May 27, 2026 • 6 min read
AI & Automation Specialist
I design AI-powered communication systems. My work focuses on voice agents, WhatsApp chatbots, AI assistants, and workflow automation built primarily on Twilio, n8n, and modern LLMs like OpenAI and Claude. Over the past 7 years, I've shipped 30+ automation projects handling 250k+ monthly interactions.
If you enjoy the content that I make, you can subscribe and receive insightful information through email. No spam is going to be sent, just updates about interesting posts or specialized content that I talk about.
Most AI voice demos show you one call working in a browser. What they skip is the part where you need to go from one call to 500 simultaneous ones without rebuilding everything.
The system I'm walking through here handles exactly that. Single calls, bulk campaigns from a CSV, configurable per-contact context fed directly to the agent, and an architecture built on LiveKit's cloud plus Twilio's global telephony network. The ceiling, once this is configured correctly, is over 1000 concurrent calls per minute.

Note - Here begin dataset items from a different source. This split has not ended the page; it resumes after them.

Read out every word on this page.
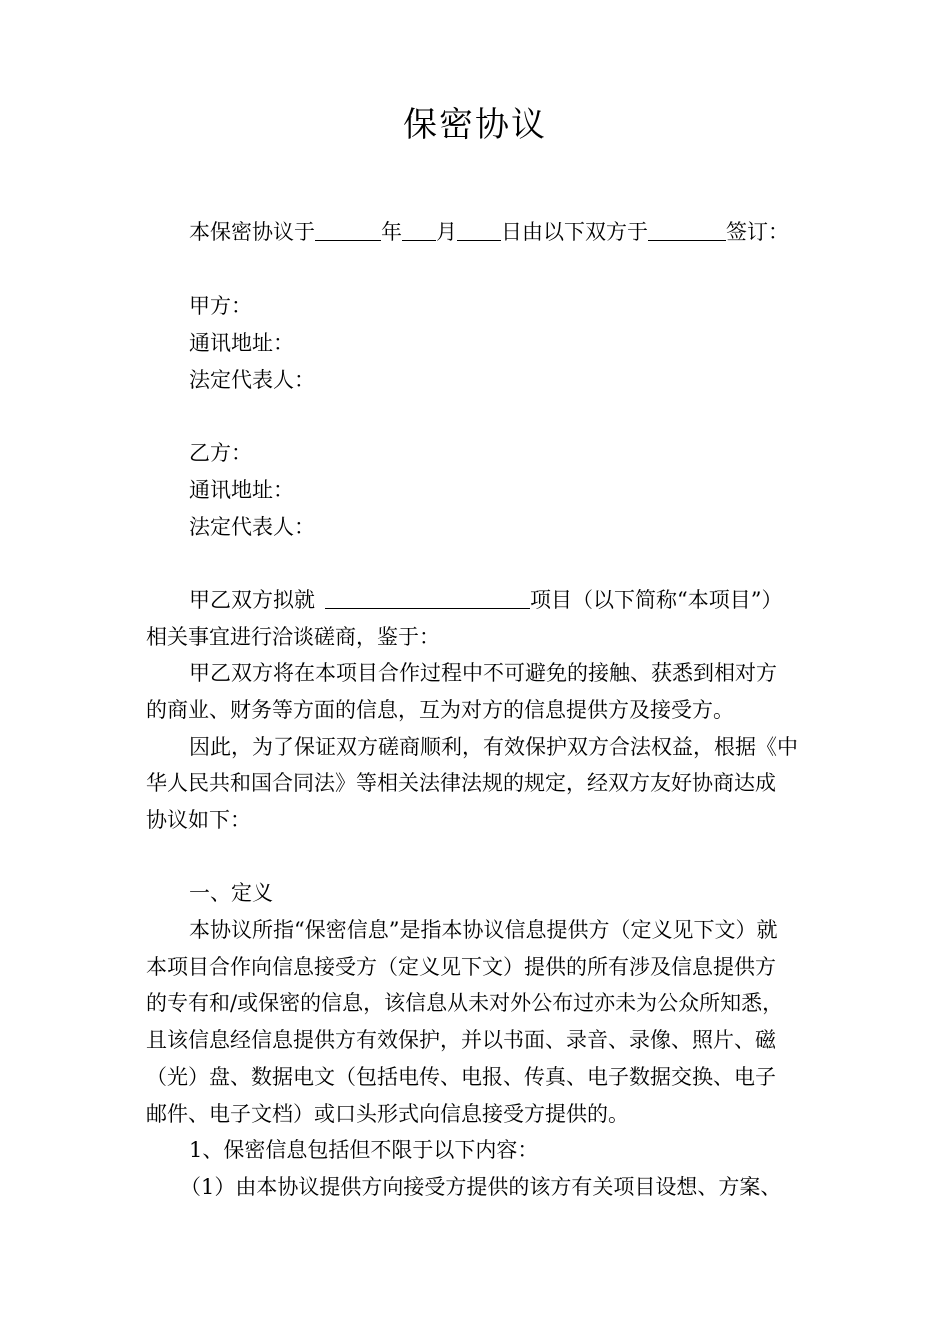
保密协议
本保密协议于	年 月 日由以下双方于	签订：
甲方：
通讯地址：
法定代表人：
乙方：
通讯地址：
法定代表人：
甲乙双方拟就	项目（以下简称“本项目”）
相关事宜进行洽谈磋商，鉴于：
甲乙双方将在本项目合作过程中不可避免的接触、获悉到相对方
的商业、财务等方面的信息，互为对方的信息提供方及接受方。
因此，为了保证双方磋商顺利，有效保护双方合法权益，根据《中
华人民共和国合同法》等相关法律法规的规定，经双方友好协商达成
协议如下：
一、定义
本协议所指“保密信息”是指本协议信息提供方（定义见下文）就
本项目合作向信息接受方（定义见下文）提供的所有涉及信息提供方
的专有和/或保密的信息，该信息从未对外公布过亦未为公众所知悉，
且该信息经信息提供方有效保护，并以书面、录音、录像、照片、磁
（光）盘、数据电文（包括电传、电报、传真、电子数据交换、电子
邮件、电子文档）或口头形式向信息接受方提供的。
1、保密信息包括但不限于以下内容：
（1）由本协议提供方向接受方提供的该方有关项目设想、方案、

The web interface exposes two modes. Single call mode takes a phone number, an optional contact name, a voice configuration, language selection (English or Spanish), and a free-text context block where you describe the situation the agent should know about. In the demo I ran, the context was that a customer had added a 43-inch Smart TV to their cart but didn't complete the purchase. The agent handled the rejection cleanly and ended the call.
Campaign mode takes a CSV. Columns map to phone number, name, and any additional context columns you want the agent to pull from at call time. That last part matters: the context is not static across the campaign. Each contact can carry its own data, which the agent reads before dialing. That's the difference between a blast dialer and something that can actually personalize at scale.
Voice provider options include Cartesia, Deepgram, Rime, and ElevenLabs, each with their own language variants. You can preview before committing. There's also an active calls view that surfaces what's running at any given moment.
The architecture
The request path starts at the web frontend, which fires a `POST /call` to the FastAPI backend. From there the backend dispatches that call as a task to LiveKit's cloud. It never tries to manage the media itself.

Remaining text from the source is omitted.